Q&A with Ric: Should I Cash In My 401(k) To Get Out Of Debt?

Ric Endelman
Ric Endelman

By Ric Edelman

Question:Your show Tuesday night gave me the first hope I've had in awhile. My question is do I try to refinance my home, sell it, get a different job, or cash in my modest 401k to turn this around? I have survived a very difficult 2 1/2 year custody battle that cost $30,000+. I would do it again for my son's sake and well being. At separation, I was a stay-at-home mother. I went back to school to earn my masters degree in teaching to be an effective single parent in my child's life. My graduation and my divorce finalized both in 2007. Here are my statistics:

  • Own home ($268K value-$120K loan; current payment $853/month)
  • Credit card debt ($56K-includes attorney fees, unexpected car maintenance $5K, etc; best guess is still hangin on to fairly good credit)
  • School loan ($40K-currently deferred and earning interest)
  • 401K from previous employer before marriage and child ($36K)
  • Current salary ($2,985K/month)
  • Alimony of $1,000/month through Dec 2008

Any advice you could give would mean more to me that I could express.

-C. from Washington

Answer: Congratulations on turning your life around. Do not make any draconian changes at this time - you've had enough of that lately!

  1. Do not withdraw the money from your 401(k) plan. Instead, roll that money over to an IRA (if you need help with this, just call my office).
  2. Contribute to your school's 403(b) plan. Your goal is to contribute 10% of your pay. If you feel you can't manage that much right now, start smaller, and increase your contributions over time. Best way: with each salary raise, increase your contribution amount by 1% or 2%. Soon, you'll be at the 10% rate. For help in deciding which funds to select in your 403(b), just call my office. We're happy to help.
  3. Call your lender to see if you can refinance to a lower rate, or to a fixed rate loan. You did not tell me the details of your current loan so I can't provide further information.
  4. Make your normal car and school loan payments - do not pay more than the required amount each month.
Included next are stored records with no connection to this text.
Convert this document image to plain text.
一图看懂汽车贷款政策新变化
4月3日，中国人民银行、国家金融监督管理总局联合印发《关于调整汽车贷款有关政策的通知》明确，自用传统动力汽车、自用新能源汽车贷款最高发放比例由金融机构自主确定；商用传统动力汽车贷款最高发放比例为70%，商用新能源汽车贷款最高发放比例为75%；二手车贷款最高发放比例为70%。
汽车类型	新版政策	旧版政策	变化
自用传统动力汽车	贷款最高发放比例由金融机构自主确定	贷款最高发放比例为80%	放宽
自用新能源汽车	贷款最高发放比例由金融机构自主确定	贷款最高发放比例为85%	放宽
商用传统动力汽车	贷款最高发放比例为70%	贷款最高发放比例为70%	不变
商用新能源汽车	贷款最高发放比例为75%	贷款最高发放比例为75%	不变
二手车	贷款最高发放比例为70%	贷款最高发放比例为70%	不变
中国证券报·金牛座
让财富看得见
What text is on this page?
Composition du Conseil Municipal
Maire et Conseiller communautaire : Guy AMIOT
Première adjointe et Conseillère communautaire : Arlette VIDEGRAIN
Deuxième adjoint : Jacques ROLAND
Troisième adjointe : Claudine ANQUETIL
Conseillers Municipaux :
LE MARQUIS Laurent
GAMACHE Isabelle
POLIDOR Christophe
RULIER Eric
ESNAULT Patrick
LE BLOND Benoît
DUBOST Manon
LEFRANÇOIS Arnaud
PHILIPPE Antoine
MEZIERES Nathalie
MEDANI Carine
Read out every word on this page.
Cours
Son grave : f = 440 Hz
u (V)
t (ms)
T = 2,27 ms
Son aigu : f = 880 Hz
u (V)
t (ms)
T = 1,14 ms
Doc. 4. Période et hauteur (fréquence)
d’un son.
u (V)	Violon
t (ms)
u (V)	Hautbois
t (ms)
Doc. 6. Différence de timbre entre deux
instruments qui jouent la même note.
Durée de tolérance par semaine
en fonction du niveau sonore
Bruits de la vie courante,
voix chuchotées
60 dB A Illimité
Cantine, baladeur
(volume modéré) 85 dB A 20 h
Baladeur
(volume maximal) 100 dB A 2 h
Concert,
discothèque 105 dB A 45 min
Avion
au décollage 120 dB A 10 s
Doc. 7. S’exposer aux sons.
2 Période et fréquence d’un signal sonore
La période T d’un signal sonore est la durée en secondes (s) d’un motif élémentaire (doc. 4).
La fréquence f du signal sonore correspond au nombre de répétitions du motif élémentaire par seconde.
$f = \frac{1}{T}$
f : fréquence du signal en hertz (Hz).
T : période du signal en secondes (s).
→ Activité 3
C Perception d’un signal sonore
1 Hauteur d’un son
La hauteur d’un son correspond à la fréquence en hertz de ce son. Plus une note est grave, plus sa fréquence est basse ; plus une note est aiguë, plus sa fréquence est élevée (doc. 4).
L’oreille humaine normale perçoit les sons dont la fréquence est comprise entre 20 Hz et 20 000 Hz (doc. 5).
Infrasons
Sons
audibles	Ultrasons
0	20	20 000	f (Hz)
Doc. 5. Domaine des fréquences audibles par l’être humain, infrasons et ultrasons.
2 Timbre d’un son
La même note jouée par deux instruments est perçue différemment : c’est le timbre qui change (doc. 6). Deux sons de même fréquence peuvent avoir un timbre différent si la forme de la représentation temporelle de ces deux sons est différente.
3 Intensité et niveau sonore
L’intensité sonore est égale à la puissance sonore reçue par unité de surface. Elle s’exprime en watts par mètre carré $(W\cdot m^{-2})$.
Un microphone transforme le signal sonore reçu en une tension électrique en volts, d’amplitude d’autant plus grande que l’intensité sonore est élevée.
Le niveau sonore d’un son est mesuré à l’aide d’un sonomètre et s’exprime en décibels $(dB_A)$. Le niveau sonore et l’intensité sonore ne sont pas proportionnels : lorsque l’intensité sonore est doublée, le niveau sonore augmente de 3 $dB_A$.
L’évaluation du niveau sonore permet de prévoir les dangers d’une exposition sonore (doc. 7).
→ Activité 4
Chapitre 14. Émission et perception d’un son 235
It's ok if it takes years to pay these off.
  5. Pay as much to your credit cards as possible to get rid of them as quickly as possible. Chapter 51 of The Truth About Money shows you exactly how to do this. Please read that.
  6. You should get a new job only if it offers better career, salary, benefits and lifestyle opportunities than your current job. A better choice might be to get a 2nd, part-time job.